Mit diesen Worten kann die neue, ab Januar 2012 geltende Situation für die zukünftigen Rentnerinnen und Rentner zusammengefasst werden. Denn seit wenigen Tagen gilt das neue Bundesgesetz, wonach sich die Lebensarbeitszeit in den kommenden Jahren sukzessive bis zum vollendeten 67. Lebensjahr verlängert – oder verlängern soll.

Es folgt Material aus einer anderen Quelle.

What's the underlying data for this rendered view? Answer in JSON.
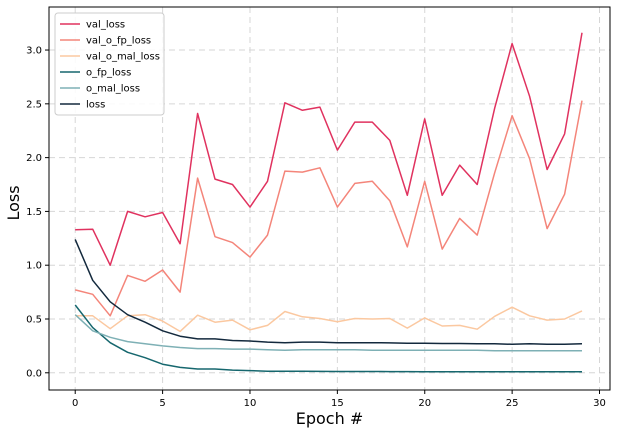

Denn kaum ist das Gesetz in Kraft, wird die Situation von denjenigen beklagt und relativiert, die es beschlossen haben. Doch sie werden es kaum ändern können oder wollen. Vielmehr handelt es sich dabei ganz offensichtlich um ein wählerfreundliches Kundtun einer Volkes Meinung, das erkennt, dass für weniger Geld länger gearbeitet werden soll.
Vorbauen kann der Betroffene durch eine weiterhin erhöhte Vorsorge im privaten Bereich. Gesetzliche Rentenversicherung, betriebliche Altersvorsorge sowie die private Altersvorsorge, beispielsweise mit der Riester-Rente, sind die drei Säulen für ein versorgtes Alter. Gekürzt wird dieses Mal und erneut an der wichtigsten der drei Säulen. Die Arbeitgeber werden kaum ihre finanzielle Beteiligung an der Altersversorgung ihrer Mitarbeiter erhöhen können oder wollen. Um dennoch die zu erwartenden finanziellen Nachteile auszugleichen, muss die private Vorsorge erhöht werden. Beispielsweise für den Fall, dass aus gesundheitlichen Gründen nicht bis zum 67. Lebensjahr gearbeitet werden kann, oder dass aus anderem Grunde der vorzeitige Renteneintritt gewünscht wird, und der damit verbundene finanzielle Rentenabschlag ausgeglichen werden soll.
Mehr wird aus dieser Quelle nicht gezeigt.